Les événements qui se sont produits au Ghana au cours des 18 derniers mois brossent un tableau lugubre de la situation de la liberté de la presse dans le pays.
Les attaques contre les journalistes ont été récurrentes et graves. Il y a un climat croissant d’intimidation des médias et une culture grandissante de l’intolérance des opinions divergentes. Les lois ont été appliquées de manière arbitraire et discriminatoire pour fermer principalement les médias favorables à l’opposition. Le secteur des médias audiovisuels indépendants se bat contre des propositions de politiques du gouvernement jugées asphyxiantes du secteur.
Au cours de cette période de 18 mois, la Fondation des Médias pour l’Afrique de l’Ouest (MFWA) a documenté 31 cas de violations des droits des journalistes et des organes de presse. Les 31 attaques ont impliqué plus de 40 victimes, certaines attaques impliquant plusieurs personnes.
La majorité de ces violations étaient des attaques physiques et de graves menaces. Il y a eu également un meurtre et, pour la première fois depuis plus de dix ans, la MFWA a dû apporter à un journaliste ghanéen menacé de mort un soutien pour se réfugier.
Dans la dernière d’une série de très tristes incidents pour la liberté des médias au Ghana, le 27 juin 2019, des agents de la sureté nationale ont pris d’assaut les bureaux d’un média en ligne, ModernGhana.com, et ont arrêté deux de ses collaborateurs, dont un rédacteur en chef adjoint.
Les agents, qui n’ont présenté aucun mandat, ont arrêté les journalistes, leur ont bandé les yeux et les ont conduits dans des bureaux de la sécurité nationale. Les journalistes ont par la suite rapporté qu’ils ont été torturés.

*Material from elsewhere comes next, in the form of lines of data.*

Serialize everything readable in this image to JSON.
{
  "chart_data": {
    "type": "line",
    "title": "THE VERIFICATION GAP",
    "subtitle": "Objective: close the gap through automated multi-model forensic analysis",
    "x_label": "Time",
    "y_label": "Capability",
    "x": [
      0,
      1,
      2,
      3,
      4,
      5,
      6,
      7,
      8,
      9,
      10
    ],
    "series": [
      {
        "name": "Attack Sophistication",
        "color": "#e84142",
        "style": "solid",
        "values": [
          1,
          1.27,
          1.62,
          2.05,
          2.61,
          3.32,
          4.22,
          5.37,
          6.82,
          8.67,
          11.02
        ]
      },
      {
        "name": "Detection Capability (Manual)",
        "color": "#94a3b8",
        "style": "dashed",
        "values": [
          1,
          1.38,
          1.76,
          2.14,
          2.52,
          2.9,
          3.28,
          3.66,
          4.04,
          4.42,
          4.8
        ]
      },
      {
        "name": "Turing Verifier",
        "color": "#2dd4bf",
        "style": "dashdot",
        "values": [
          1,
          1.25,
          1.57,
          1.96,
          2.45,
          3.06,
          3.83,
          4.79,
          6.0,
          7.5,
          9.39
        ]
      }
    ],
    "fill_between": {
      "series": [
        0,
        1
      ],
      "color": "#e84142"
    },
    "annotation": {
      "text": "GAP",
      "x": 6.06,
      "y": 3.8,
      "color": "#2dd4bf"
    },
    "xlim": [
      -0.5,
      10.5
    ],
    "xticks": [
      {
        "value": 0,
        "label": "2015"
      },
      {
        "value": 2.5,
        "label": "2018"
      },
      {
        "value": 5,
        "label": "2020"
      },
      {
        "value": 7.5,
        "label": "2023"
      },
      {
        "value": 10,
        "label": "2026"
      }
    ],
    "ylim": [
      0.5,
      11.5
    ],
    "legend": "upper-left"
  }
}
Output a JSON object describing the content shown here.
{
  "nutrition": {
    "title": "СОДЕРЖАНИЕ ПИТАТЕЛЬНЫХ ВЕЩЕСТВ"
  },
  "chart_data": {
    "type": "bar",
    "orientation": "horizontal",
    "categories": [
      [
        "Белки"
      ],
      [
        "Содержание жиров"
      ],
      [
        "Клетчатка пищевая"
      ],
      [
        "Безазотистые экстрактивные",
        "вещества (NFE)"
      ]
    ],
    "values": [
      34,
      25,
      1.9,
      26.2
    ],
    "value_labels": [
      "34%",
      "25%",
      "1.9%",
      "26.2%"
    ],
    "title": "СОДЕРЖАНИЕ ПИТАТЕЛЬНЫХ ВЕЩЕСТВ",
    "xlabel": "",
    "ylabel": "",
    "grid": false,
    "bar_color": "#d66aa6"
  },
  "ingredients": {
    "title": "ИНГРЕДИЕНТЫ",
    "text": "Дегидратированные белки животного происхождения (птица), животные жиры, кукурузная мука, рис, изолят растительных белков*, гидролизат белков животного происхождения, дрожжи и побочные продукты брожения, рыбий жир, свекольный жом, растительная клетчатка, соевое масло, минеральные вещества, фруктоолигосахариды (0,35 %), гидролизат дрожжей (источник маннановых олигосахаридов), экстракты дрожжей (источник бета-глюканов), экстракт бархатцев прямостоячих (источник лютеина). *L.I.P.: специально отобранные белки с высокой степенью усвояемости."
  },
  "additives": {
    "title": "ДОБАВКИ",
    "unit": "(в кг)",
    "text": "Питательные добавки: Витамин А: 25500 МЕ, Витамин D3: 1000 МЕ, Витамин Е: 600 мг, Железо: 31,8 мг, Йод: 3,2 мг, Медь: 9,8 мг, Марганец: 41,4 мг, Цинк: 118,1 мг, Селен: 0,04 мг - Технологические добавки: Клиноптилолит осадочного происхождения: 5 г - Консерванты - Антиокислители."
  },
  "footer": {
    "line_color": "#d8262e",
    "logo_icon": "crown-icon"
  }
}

Quel que soit le crime que la maison de presse et / ou ses journalistes aient pu commettre, le raid a la façon de Rambo, les arrestations, la saisie de matériel et les détentions arbitraires, et surtout la torture dont seraient victimes les journalistes constituent un triste spectacle, typique des régimes autocratiques. Ce sont là des développements inimaginables au Ghana, un pays qui se targue d’une notoriété mondiale en ce qui concerne le respect des droits de l’homme et de la liberté de la presse.
Outre les exactions récurrentes à l’encontre des journalistes, le gouvernement actuel s’est également efforcé d’introduire un certain nombre de politiques hostiles dans le secteur des médias. Le 6 juin 2019, par exemple, l’Association des radio et diffuseur télévisuel indépendants du Ghana (GIBA) et d’autres parties prenantes ont dû convoquer un forum pour contester un projet de politique du gouvernement visant à crypter toutes les chaînes de télévision gratuites du pays en lieu d’un accès conditionnel aux téléspectateurs moyennant des frais pour accéder aux plateformes numériques.
L’organisation du forum par GIBA fait suite aux tentatives du gouvernement de mettre en œuvre le projet de politique en dépit des préoccupations exprimées par les acteurs du secteur de la radio et télédiffusion concernant les implications négatives de la mise en œuvre du projet de politique pour la survie du secteur de télédiffusion locale. En effet, la mise en œuvre dudit projet de politique aurait un impact négatif sur la capacité de la majorité des citoyens à accéder au contenu télévisé.
En Mai, l’autorité nationale de la communication (NCA) a fermé un certain nombre de stations de radio de manière arbitraire et discriminatoire. Dans un exercice non transparent, l’autorité a fermé les deux principales stations de radio favorables à l’opposition dans la capitale à un moment où ces stations couvraient en direct un événement organisé par le principal parti de l’opposition.
Ces développements ont le potentiel de réintroduire la culture du silence tant redoutée dans le pays. Ils affectent également la capacité des médias à jouer un rôle essentiel dans la croissance de la démocratie naissante du pays. La démocratie ne peut certainement pas prospérer sans la liberté de la presse. Les gouvernements qui défendent véritablement les principes fondamentaux de la démocratie devraient, certes, comprendre l’importance d’un média libre et agir à tout moment de manière non seulement à garantir la liberté de la presse, mais également à soutenir leur développement.
La MFWA appelle le Président de la République à s’intéresser personnellement au développement de l’espace médiatique et à intervenir personnellement pour que la liberté de la presse et la sécurité des journalistes soient pleinement garanties. La culture rampante d’attaques, d’intimidation, de menaces et de censure doit cesser et les auteurs doivent être punis pour mettre fin à la culture d’impunité au Ghana.